Murder with Puffins
I love mystery stories in general and when I spotted this book containing puffins - one of my favorite birds - I grabbed it immediately. However, it was apparent within a page or two that this was a sequel, and that I'd be quite lost if I didn't track down the first one to read before this. After a few months of watching my local bookstores for it and never seeing it, I finally just ordered Murder with Peacocks from Amazon so that I could get the book off my dresser and into my life!
Donna Andrews - Meg Langslow
Having read Peacocks and then Puffins pretty much back to back, I have to say that I appreciate greatly how Meg has "matured" between the two books. The Puffins story picks up pretty much exactly where Peacocks left off - Meg is still newly in love with Mike, and the big hullabalo over her "solving" of multiple murders has her hometown in a swirl. She spontaneously decides to run off with Mike to a relative's cottage on a quiet island in Maine for some time alone. Of course, in a plot twist that only a cozy mystery can try to pretend is plausible, her entire family has the same spontaneous idea - including bringing Mike's annoying dog - and now the cottage is chock-full of eclectic personalities. Oh yes, and there's a hurricane this exact weekend, too.
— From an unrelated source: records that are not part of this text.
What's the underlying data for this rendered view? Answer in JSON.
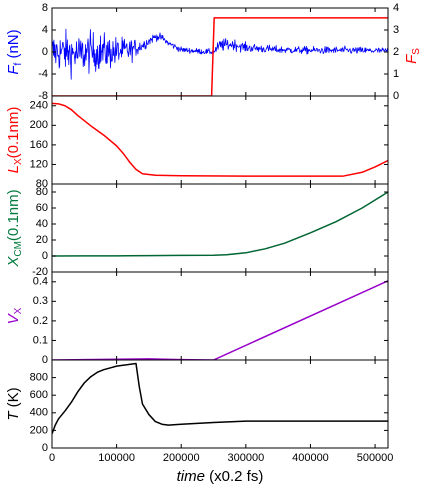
{
  "chart_data": {
    "type": "line",
    "shared_x": {
      "label_italic": "time",
      "label_rest": " (x0.2 fs)",
      "lim": [
        0,
        520000
      ],
      "ticks": [
        0,
        100000,
        200000,
        300000,
        400000,
        500000
      ],
      "tick_labels": [
        "0",
        "100000",
        "200000",
        "300000",
        "400000",
        "500000"
      ]
    },
    "panels": [
      {
        "id": "force",
        "ylabel_main": "F",
        "ylabel_sub": "f",
        "ylabel_unit": " (nN)",
        "ylabel_color": "#0000ff",
        "ylim": [
          -8,
          8
        ],
        "yticks": [
          -8,
          -4,
          0,
          4,
          8
        ],
        "ytick_labels": [
          "-8",
          "-4",
          "0",
          "4",
          "8"
        ],
        "y2label_main": "F",
        "y2label_sub": "S",
        "y2label_color": "#ff0000",
        "y2lim": [
          0,
          4
        ],
        "y2ticks": [
          0,
          1,
          2,
          3,
          4
        ],
        "y2tick_labels": [
          "0",
          "1",
          "2",
          "3",
          "4"
        ],
        "series": [
          {
            "kind": "noisy",
            "color": "#0000ff",
            "axis": "left",
            "x": [
              0,
              20000,
              40000,
              60000,
              80000,
              100000,
              120000,
              140000,
              160000,
              170000,
              180000,
              200000,
              230000,
              250000,
              260000,
              280000,
              300000,
              350000,
              400000,
              450000,
              520000
            ],
            "y": [
              0,
              0,
              -0.5,
              0,
              0,
              0,
              0.3,
              1.2,
              2.8,
              2.6,
              1.6,
              0.4,
              0.1,
              0,
              1.2,
              1.4,
              0.8,
              0.4,
              0.3,
              0.3,
              0.2
            ],
            "amplitude": [
              4.2,
              4.4,
              4.2,
              4.3,
              3.9,
              3.3,
              2.6,
              1.2,
              0.8,
              0.8,
              0.7,
              0.6,
              0.6,
              0.6,
              1.4,
              1.2,
              1,
              0.8,
              0.8,
              0.8,
              0.7
            ]
          },
          {
            "kind": "line",
            "color": "#ff0000",
            "axis": "right",
            "x": [
              0,
              247000,
              251000,
              520000
            ],
            "y": [
              0,
              0,
              3.55,
              3.55
            ]
          }
        ]
      },
      {
        "id": "length",
        "ylabel_main": "L",
        "ylabel_sub": "X",
        "ylabel_unit": "(0.1nm)",
        "ylabel_color": "#ff0000",
        "ylim": [
          80,
          260
        ],
        "yticks": [
          80,
          120,
          160,
          200,
          240
        ],
        "ytick_labels": [
          "80",
          "120",
          "160",
          "200",
          "240"
        ],
        "series": [
          {
            "kind": "line",
            "color": "#ff0000",
            "x": [
              0,
              10000,
              20000,
              30000,
              40000,
              60000,
              80000,
              100000,
              110000,
              120000,
              130000,
              140000,
              160000,
              200000,
              300000,
              400000,
              450000,
              480000,
              500000,
              520000
            ],
            "y": [
              245,
              244,
              240,
              232,
              220,
              199,
              180,
              158,
              143,
              125,
              110,
              101,
              98,
              97,
              96,
              96,
              96,
              104,
              115,
              128
            ]
          }
        ]
      },
      {
        "id": "xcm",
        "ylabel_main": "X",
        "ylabel_sub": "CM",
        "ylabel_unit": "(0.1nm)",
        "ylabel_color": "#007a3d",
        "ylim": [
          -20,
          90
        ],
        "yticks": [
          -20,
          0,
          20,
          40,
          60,
          80
        ],
        "ytick_labels": [
          "-20",
          "0",
          "20",
          "40",
          "60",
          "80"
        ],
        "series": [
          {
            "kind": "line",
            "color": "#006633",
            "x": [
              0,
              50000,
              100000,
              150000,
              200000,
              250000,
              270000,
              300000,
              330000,
              360000,
              400000,
              440000,
              480000,
              520000
            ],
            "y": [
              0,
              0.1,
              0.2,
              0.4,
              0.8,
              1,
              1.5,
              4,
              9,
              16,
              29,
              43,
              60,
              80
            ]
          }
        ]
      },
      {
        "id": "vx",
        "ylabel_main": "V",
        "ylabel_sub": "X",
        "ylabel_unit": "",
        "ylabel_color": "#9900cc",
        "ylim": [
          0,
          0.45
        ],
        "yticks": [
          0,
          0.1,
          0.2,
          0.3,
          0.4
        ],
        "ytick_labels": [
          "0",
          "0.1",
          "0.2",
          "0.3",
          "0.4"
        ],
        "series": [
          {
            "kind": "line",
            "color": "#9900cc",
            "x": [
              0,
              50000,
              100000,
              150000,
              200000,
              250000,
              520000
            ],
            "y": [
              0,
              0.002,
              0.004,
              0.006,
              0.002,
              0,
              0.405
            ]
          }
        ]
      },
      {
        "id": "temperature",
        "ylabel_main": "T",
        "ylabel_sub": "",
        "ylabel_unit": " (K)",
        "ylabel_color": "#000000",
        "ylim": [
          0,
          1000
        ],
        "yticks": [
          0,
          200,
          400,
          600,
          800
        ],
        "ytick_labels": [
          "0",
          "200",
          "400",
          "600",
          "800"
        ],
        "series": [
          {
            "kind": "line",
            "color": "#000000",
            "x": [
              0,
              5000,
              10000,
              20000,
              30000,
              40000,
              50000,
              60000,
              70000,
              80000,
              90000,
              100000,
              110000,
              120000,
              130000,
              135000,
              140000,
              150000,
              160000,
              170000,
              180000,
              200000,
              250000,
              300000,
              400000,
              520000
            ],
            "y": [
              160,
              260,
              330,
              420,
              520,
              640,
              740,
              810,
              860,
              890,
              910,
              930,
              940,
              950,
              960,
              700,
              500,
              380,
              300,
              270,
              260,
              270,
              290,
              305,
              305,
              305
            ]
          }
        ]
      }
    ]
  }
}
You have to just grin and bear it when these sorts of things happen. There's going to be MANY more coincidences springing up. It just happens to be the weekend that the local rich guy has brought in a buyer for his plan to turn the entire island into a resort. A local escaped prisoner just happens to be lurking around. You have to assume that all of these people live in some sort of alternative reality where coincidences are standard and always work to further the plot along.
My complaint with Meg in the first book is that she had been a perpetual doormat, and it was depressing if not frustrating to read about her just giving in to everyone. She has suddenly grown a backbone in this book, which is great. She finally stands up for herself and for her family. However, Mike seems to have suddenly lost HIS personality! Now he's like an anemic Dr. Watson, just tagging along gamely whereever Meg goes. I'm all for partners who can roll with the flow - but they should still have some intelligence and spark.
The book loves to make fun of birders as being boring and dumb, which is odd since you would think a book about puffins would appeal to birders. It's why I got the book :) I've been out to Machias Seal Island to see puffins, and I could relate easily to the landscapes and environments she described. I'm not quite sure why she was deliberately trying to ostracize one of her target audiences. It's one thing to gently poke fun at stereotypes, but she was rather heavy handed and repetitive here. In the first book she was targetting brides-to-be, but that portrayal was more cute than nasty.
Really, the overreaching problem here is that numerous characters and situations just didn't make sense. Some individuals were very one dimensional. The actions of the police and other characters in charge weren't logical in several situations. I was grateful that there weren't 80-trillion murders like in Book 1, but even so the reasons that things happened and how things wrap up are a bit tenuous.
It almost seems that the author got complaints about the first book - so she fixed up those issues but then in the process introduced some new issues. I really did enjoy reading both books in general, and have high hopes that future books will "settle down" and have well rounded characters with plausible plot lines that are fun.